Des armes de guerre, des outils technologiques de pointe et de quoi se grimer en policier. En perquisitionnant le domicile et la voiture de Sid Ahmed Ghlam, les policiers sont tombés sur un véritable arsenal de guerre. Le procureur de la République, François Molins, l’a passé en revue lors d'une conférence de presse ce mercredi. Etat des lieux.

DÉCRYPTAGE - Retour sur un coup de chance transformé en coup de com'

  • Quatre fusils d’assaut Kalachnikovs

Un fusil airsoft de type Kalachnikov de la marque Cyber Gun. - Repro 20 Minutes

Ces armes de guerre, surnommées AK47, sont la marque de fabrique du banditisme des cités et notamment des règlements de compte. C’est l’une des armes les plus facilement accessible. A la chute du mur soviétique, les stocks d’armes des pays de l’Est ont été pillés. Des dizaines de milliers d’armes se sont retrouvées entre les mains de groupes criminels qui aujourd’hui s’emploient à les revendre et les refourguer partout dans le monde.

  • Un Sig-Sauer SP 2022

Photo d'un sig-sauer .45 - Chris Heller/AP/SIPA

Cette arme a été retrouvée à l’intérieur de la voiture de Sid Ahmed Ghlam. Il s’agit d’un pistolet semi-automatique conçu en Suisse et produit en Allemagne. En France, il équipe en calibre 9mm Parabellum la police nationale, la gendarmerie, les douanes et l’administration pénitentiaire. L’arme retrouvée a d’ailleurs été déclarée volée par un agent de la police nationale. «C’est une arme pas très évidente à manipuler. Beaucoup moins en tout cas qu’une Kalachnikov», détaille un policier. L’administration prévoit d’ailleurs six heures de formation et de prise en main à ses fonctionnaires avant qu’ils puissent porter sur eux leur Sig-Sauer.

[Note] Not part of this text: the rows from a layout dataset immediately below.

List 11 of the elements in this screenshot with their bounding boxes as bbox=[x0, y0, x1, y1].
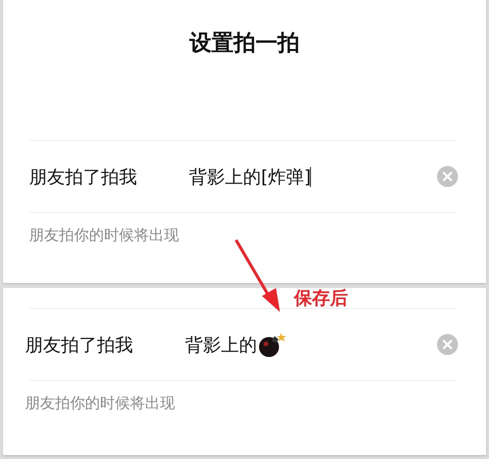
pat-prefix-label: 朋友拍了拍我 bbox=[29, 166, 138, 188]
hint-text: 朋友拍你的时候将出现 bbox=[28, 225, 180, 245]
annotation-label: 保存后 bbox=[294, 287, 348, 310]
clear-icon[interactable] bbox=[437, 166, 458, 187]
pat-suffix-field[interactable]: 背影上的[炸弹] bbox=[189, 164, 312, 188]
hint-text: 朋友拍你的时候将出现 bbox=[24, 393, 176, 413]
pat-suffix-field[interactable]: 背影上的 bbox=[185, 332, 287, 358]
page-title: 设置拍一拍 bbox=[190, 30, 300, 58]
clear-icon[interactable] bbox=[437, 334, 458, 355]
bomb-icon bbox=[257, 332, 287, 358]
pat-prefix-label: 朋友拍了拍我 bbox=[25, 334, 134, 356]
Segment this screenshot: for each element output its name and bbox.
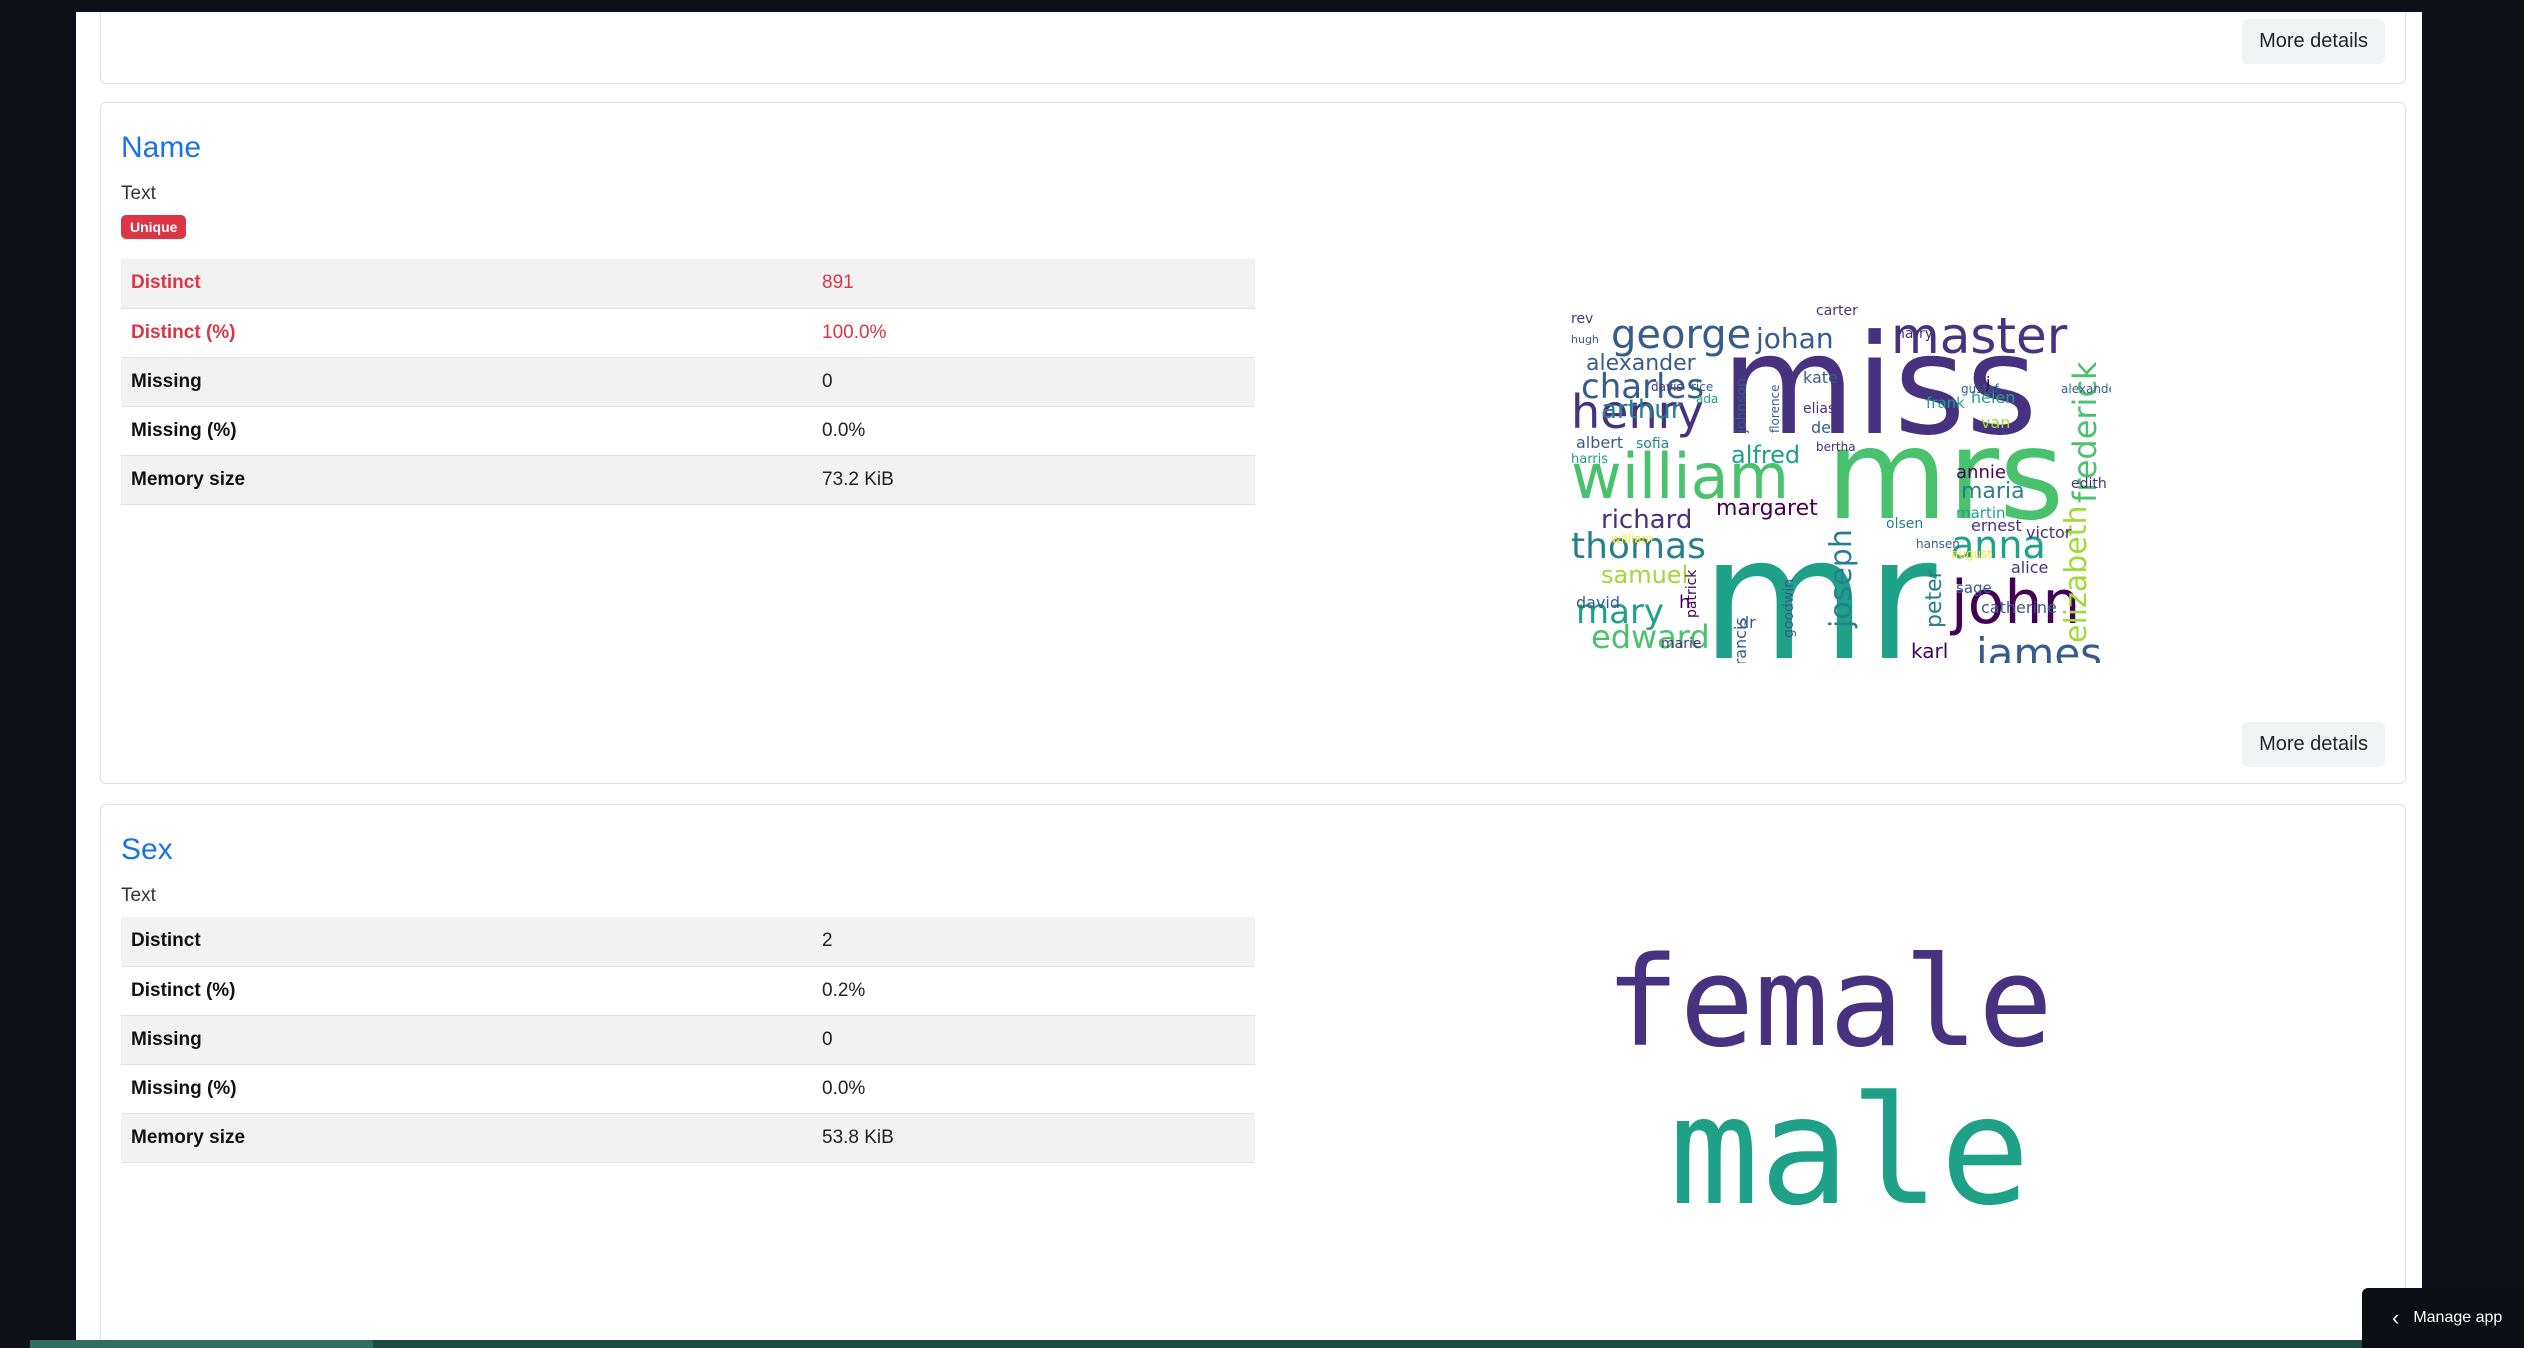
cloud-word: richard: [1601, 505, 1692, 535]
stat-label: Memory size: [131, 1126, 246, 1148]
table-row: Missing 0: [121, 1015, 1255, 1064]
cloud-word: van: [1981, 413, 2010, 432]
cloud-word: carter: [1816, 303, 1858, 319]
stat-label: Distinct: [131, 272, 201, 294]
stat-label: Missing: [131, 370, 202, 392]
table-row: Memory size 53.8 KiB: [121, 1113, 1255, 1162]
name-word-cloud: miss mr mrs william master george henry charles…: [1571, 303, 2111, 663]
cloud-word: florence: [1768, 384, 1782, 433]
table-row: Missing (%) 0.0%: [121, 1064, 1255, 1113]
cloud-word: johnson: [1734, 378, 1750, 434]
cloud-word: elias: [1803, 401, 1835, 417]
cloud-word: catherine: [1981, 598, 2057, 617]
table-row: Missing 0: [121, 357, 1255, 406]
cloud-word: dr: [1739, 613, 1756, 632]
stat-label: Missing: [131, 1028, 202, 1050]
table-row: Distinct (%) 100.0%: [121, 308, 1255, 357]
stat-value: 100.0%: [822, 321, 887, 343]
cloud-word: albert: [1576, 433, 1623, 452]
stat-label: Missing (%): [131, 1077, 237, 1099]
stat-label: Missing (%): [131, 419, 237, 441]
cloud-word: davis: [1651, 380, 1683, 394]
cloud-word: h: [1679, 592, 1690, 613]
cloud-word: alexander: [2061, 382, 2111, 396]
cloud-word: karl: [1911, 639, 1948, 663]
table-row: Missing (%) 0.0%: [121, 406, 1255, 455]
previous-variable-card: More details: [100, 12, 2406, 84]
stats-table: Distinct 891 Distinct (%) 100.0% Missing…: [121, 259, 1255, 505]
stat-value: 53.8 KiB: [822, 1126, 894, 1148]
cloud-word: alice: [2011, 558, 2048, 577]
more-details-button[interactable]: More details: [2242, 19, 2385, 64]
variable-title[interactable]: Name: [121, 131, 201, 165]
stat-value: 0.2%: [822, 979, 866, 1001]
cloud-word: margaret: [1716, 496, 1818, 521]
cloud-word: august: [1951, 547, 1992, 561]
cloud-word: martin: [1956, 504, 2006, 522]
cloud-word: marie: [1661, 636, 1701, 652]
stat-label: Memory size: [131, 468, 246, 490]
cloud-word: male: [1669, 1065, 2030, 1235]
chevron-left-icon: ‹: [2392, 1305, 2400, 1330]
stat-value: 0: [822, 370, 833, 392]
strip-segment: [30, 1340, 373, 1348]
cloud-word: peter: [1922, 568, 1947, 628]
cloud-word: edith: [2071, 476, 2107, 492]
cloud-word: harry: [1896, 326, 1933, 342]
stat-label: Distinct (%): [131, 979, 236, 1001]
cloud-word: alexander: [1586, 351, 1697, 376]
stat-label: Distinct: [131, 930, 201, 952]
report-frame: More details Name Text Unique Distinct 8…: [76, 12, 2422, 1348]
cloud-word: female: [1605, 935, 2053, 1075]
variable-type: Text: [121, 183, 156, 204]
table-row: Distinct 891: [121, 259, 1255, 308]
stat-value: 2: [822, 930, 833, 952]
table-row: Memory size 73.2 KiB: [121, 455, 1255, 504]
bottom-status-strip: [30, 1340, 2524, 1348]
cloud-word: annie: [1956, 462, 2006, 483]
cloud-word: alfred: [1731, 441, 1800, 469]
cloud-word: david: [1576, 593, 1620, 612]
cloud-word: hugh: [1571, 333, 1599, 346]
variable-type: Text: [121, 885, 156, 906]
cloud-word: arthur: [1601, 395, 1682, 425]
table-row: Distinct 2: [121, 917, 1255, 966]
unique-badge: Unique: [121, 215, 187, 239]
cloud-word: victor: [2026, 523, 2072, 542]
cloud-word: kate: [1803, 368, 1838, 387]
sex-word-cloud: female male: [1605, 935, 2125, 1235]
stat-value: 0.0%: [822, 419, 866, 441]
cloud-word: gustaf: [1961, 382, 2000, 396]
cloud-word: goodwin: [1781, 579, 1797, 638]
stats-table: Distinct 2 Distinct (%) 0.2% Missing 0 M…: [121, 917, 1255, 1163]
variable-card-name: Name Text Unique Distinct 891 Distinct (…: [100, 102, 2406, 784]
cloud-word: harris: [1571, 452, 1608, 467]
manage-app-button[interactable]: ‹ Manage app: [2362, 1288, 2524, 1348]
stat-value: 0.0%: [822, 1077, 866, 1099]
stat-value: 0: [822, 1028, 833, 1050]
cloud-word: frank: [1926, 394, 1965, 412]
cloud-word: rev: [1571, 311, 1593, 327]
more-details-button[interactable]: More details: [2242, 722, 2385, 767]
cloud-word: bertha: [1816, 440, 1856, 454]
cloud-word: de: [1811, 418, 1831, 437]
cloud-word: ada: [1696, 392, 1718, 406]
cloud-word: sofia: [1636, 436, 1669, 452]
cloud-word: olsen: [1886, 516, 1923, 532]
variable-card-sex: Sex Text Distinct 2 Distinct (%) 0.2% Mi…: [100, 804, 2406, 1348]
cloud-word: samuel: [1601, 561, 1688, 589]
stat-value: 73.2 KiB: [822, 468, 894, 490]
cloud-word: sage: [1956, 579, 1992, 597]
variable-title[interactable]: Sex: [121, 833, 173, 867]
manage-app-label: Manage app: [2413, 1309, 2503, 1326]
cloud-word: william: [1611, 532, 1653, 546]
cloud-word: joseph: [1824, 529, 1859, 629]
cloud-word: johan: [1755, 322, 1834, 355]
stat-label: Distinct (%): [131, 321, 236, 343]
table-row: Distinct (%) 0.2%: [121, 966, 1255, 1015]
stat-value: 891: [822, 272, 854, 294]
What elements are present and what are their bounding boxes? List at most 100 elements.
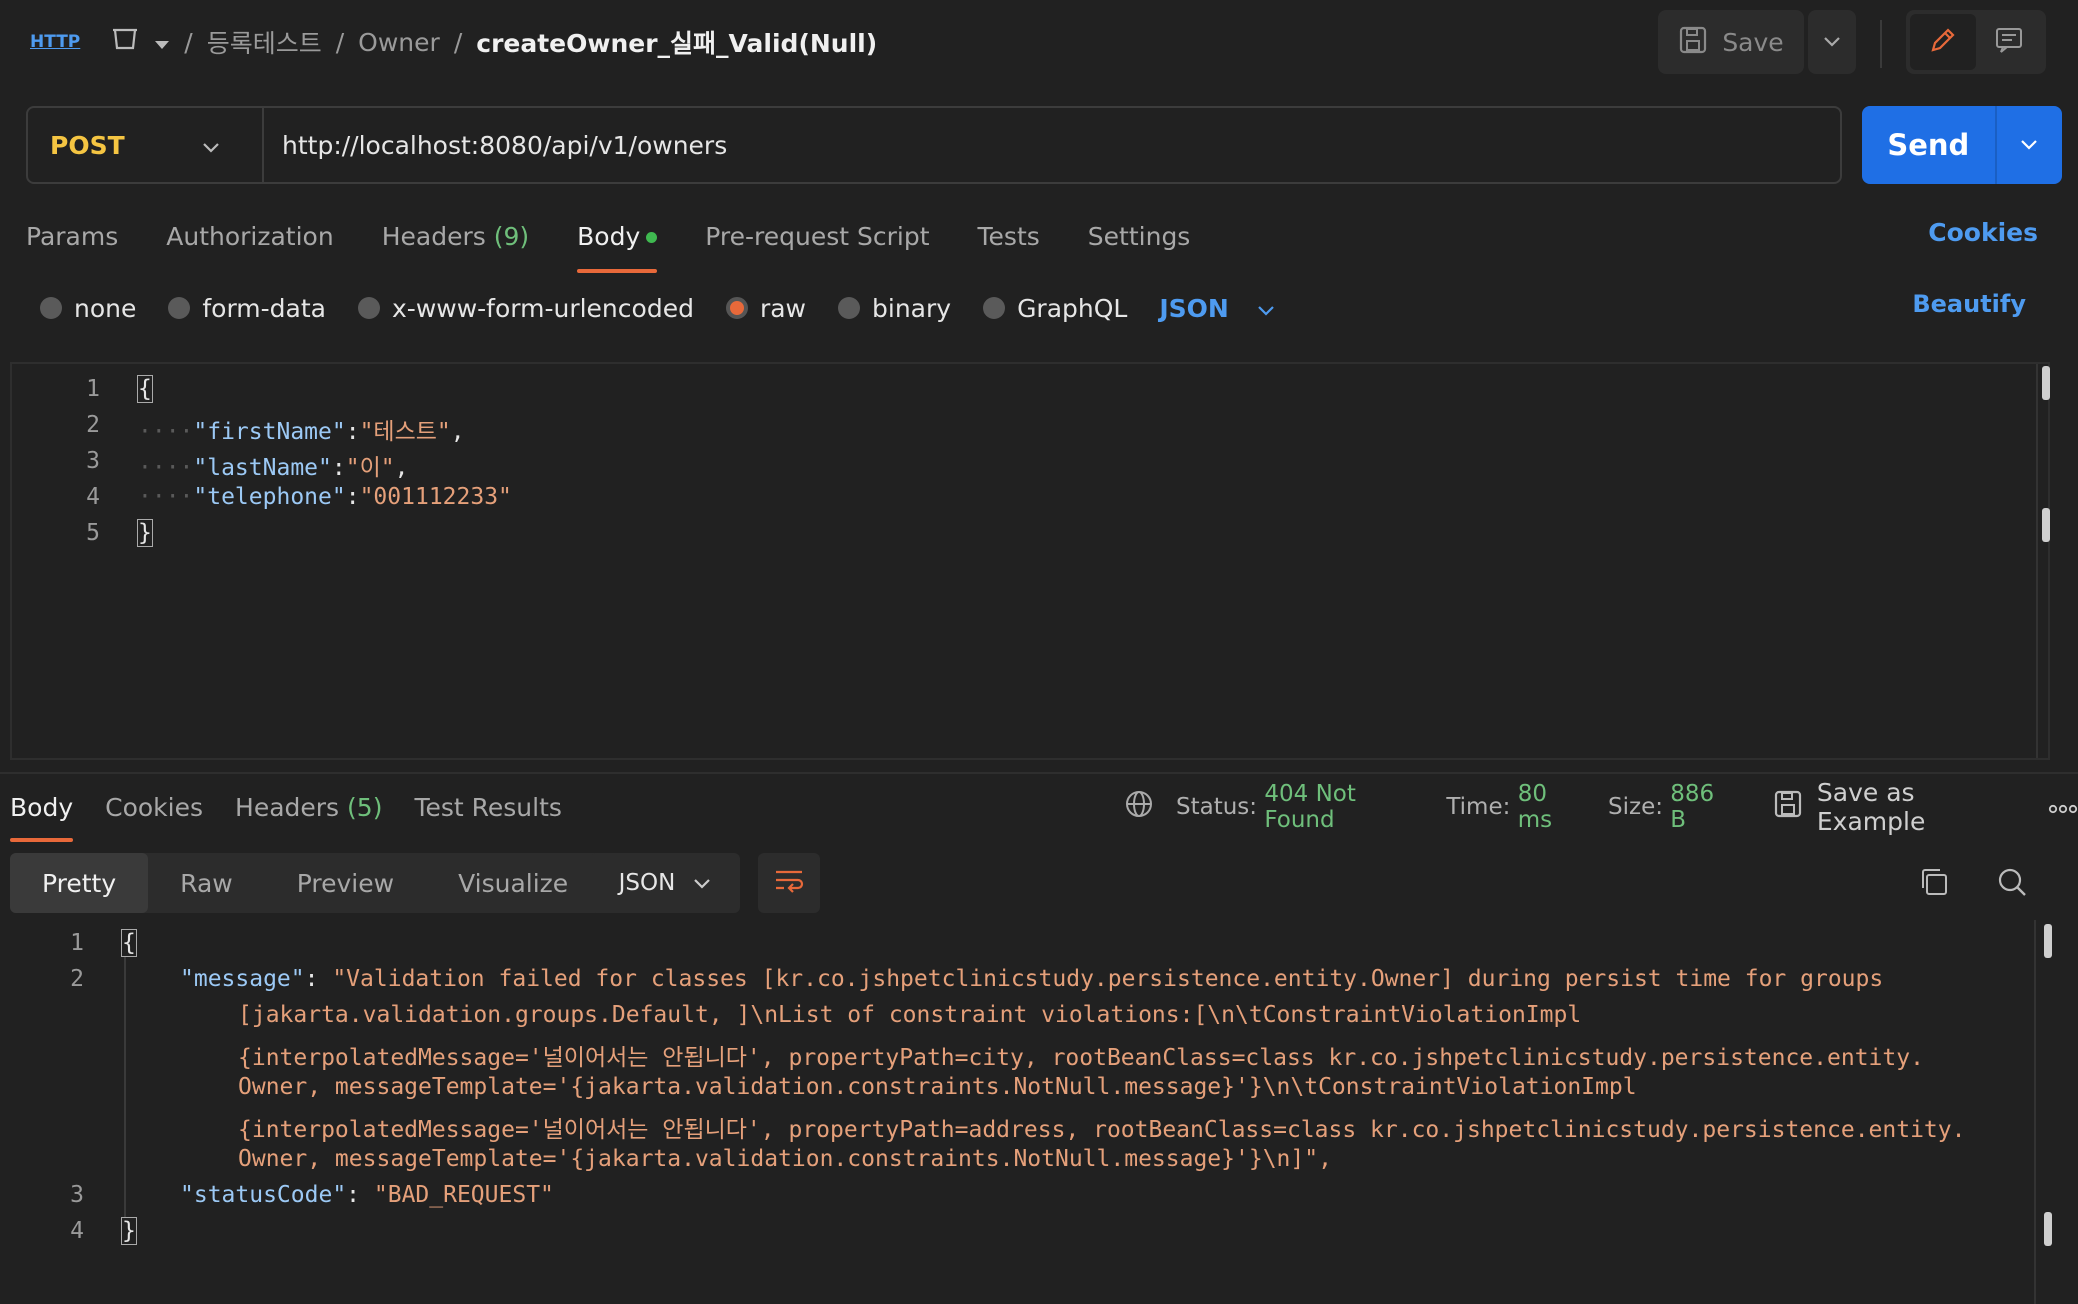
copy-icon[interactable]: [1918, 866, 1950, 902]
method-label: POST: [50, 130, 125, 160]
res-tab-test-results[interactable]: Test Results: [414, 793, 561, 822]
tab-settings[interactable]: Settings: [1088, 222, 1191, 251]
body-type-none[interactable]: none: [40, 294, 136, 323]
breadcrumb-separator: /: [453, 27, 463, 57]
tab-authorization[interactable]: Authorization: [166, 222, 333, 251]
scrollbar-thumb[interactable]: [2044, 924, 2052, 958]
body-type-urlencoded[interactable]: x-www-form-urlencoded: [358, 294, 694, 323]
breadcrumb-request[interactable]: createOwner_실패_Valid(Null): [476, 24, 877, 60]
line-number: 3: [70, 1182, 84, 1208]
size-label: Size:: [1608, 794, 1663, 820]
json-value-continued: {interpolatedMessage='널이어서는 안됩니다', prope…: [238, 1045, 1924, 1071]
label: GraphQL: [1017, 293, 1128, 323]
label: binary: [872, 293, 952, 323]
url-bar: POST http://localhost:8080/api/v1/owners: [26, 106, 1842, 184]
indent-guide: ····: [138, 455, 194, 481]
edit-mode-button[interactable]: [1910, 14, 1976, 70]
indent-guide: ····: [138, 484, 194, 510]
breadcrumb-separator: /: [335, 27, 345, 57]
save-options-button[interactable]: [1808, 10, 1856, 74]
send-options-button[interactable]: [1994, 106, 2062, 184]
chevron-down-icon[interactable]: [154, 28, 170, 57]
response-status-bar: Status: 404 Not Found Time: 80 ms Size: …: [1124, 778, 2078, 836]
beautify-button[interactable]: Beautify: [1912, 290, 2026, 318]
tab-params[interactable]: Params: [26, 222, 118, 251]
comments-button[interactable]: [1976, 14, 2042, 70]
body-type-binary[interactable]: binary: [838, 294, 951, 323]
save-icon: [1678, 25, 1708, 59]
res-tab-body[interactable]: Body: [10, 793, 74, 842]
status-value[interactable]: 404 Not Found: [1264, 781, 1422, 833]
more-options-icon[interactable]: [2048, 794, 2078, 820]
format-label: JSON: [618, 870, 676, 896]
search-icon[interactable]: [1996, 866, 2028, 902]
body-type-graphql[interactable]: GraphQL: [983, 294, 1127, 323]
scrollbar-thumb[interactable]: [2042, 508, 2050, 542]
headers-count: (9): [493, 221, 530, 251]
radio-icon: [358, 297, 380, 319]
label: none: [74, 293, 137, 323]
scrollbar-thumb[interactable]: [2044, 1212, 2052, 1246]
view-visualize[interactable]: Visualize: [426, 853, 600, 913]
request-body-editor[interactable]: 1 2 3 4 5 { ····"firstName":"테스트", ····"…: [10, 362, 2050, 760]
view-raw[interactable]: Raw: [148, 853, 265, 913]
view-pretty[interactable]: Pretty: [10, 853, 149, 913]
modified-dot: [646, 232, 658, 243]
tab-body[interactable]: Body: [577, 222, 658, 273]
save-label: Save: [1722, 27, 1784, 57]
format-label: JSON: [1159, 293, 1229, 323]
label: form-data: [202, 293, 326, 323]
cookies-link[interactable]: Cookies: [1928, 218, 2038, 247]
http-icon: HTTP: [30, 32, 81, 52]
breadcrumb-folder[interactable]: Owner: [358, 28, 440, 57]
globe-icon[interactable]: [1124, 789, 1154, 825]
response-tabs: Body Cookies Headers (5) Test Results: [10, 785, 594, 842]
size-value[interactable]: 886 B: [1670, 781, 1733, 833]
json-value: "Validation failed for classes [kr.co.js…: [332, 966, 1884, 992]
method-select[interactable]: POST: [28, 108, 264, 182]
time-label: Time:: [1446, 794, 1511, 820]
json-value-continued: {interpolatedMessage='널이어서는 안됩니다', prope…: [238, 1117, 1966, 1143]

  • Gilets pare-balles et tactiques

Ils sont accessibles au grand public sans licence, contrairement aux armes. Un gilet pare-balles peut se commander sur Internet pour moins de 200 euros. Quant à un gilet tactique, une sorte de veste sans manche avec de multiples poches, il se vend autour de 50 euros pour l’entrée de gamme.

  • Gyrophare, brassards de police et chasubles

Le gyrophare d'une voiture de police - Philippe Huguen AFP

Les policiers sont tombés sur des brassards et des chasubles de police ainsi qu’un gyrophare. Ces éléments peuvent s’acquérir sans difficulté dans certains magasins de déguisement ou sur Internet. En se fondant parmi les forces de l’ordre, le suspect aurait pu semer le trouble après la commission d’attentat et l’arrivée de la police sur les lieux.

  • Un ordinateur portable et une clé USB

C’est l’exploitation de ce matériel informatique qui a permis aux enquêteurs d’acquérir la certitude que Sid Ahmed Ghlam était en lien avec une autre personne qui pouvait «se trouver en Syrie». Selon le procureur de la République, il échangeait avec ce contact sur des modalités de commission d’un attentat. Ce dernier lui a explicitement de cibler particulièrement «une église».

  • 2.000 euros en liquide

Dans sa chambre du Crous du 13e à Paris, les policiers ont saisi 2.000 euros en liquide. Plutôt étonnant pour un étudiant boursier, a priori sans vraiment beaucoup de ressources.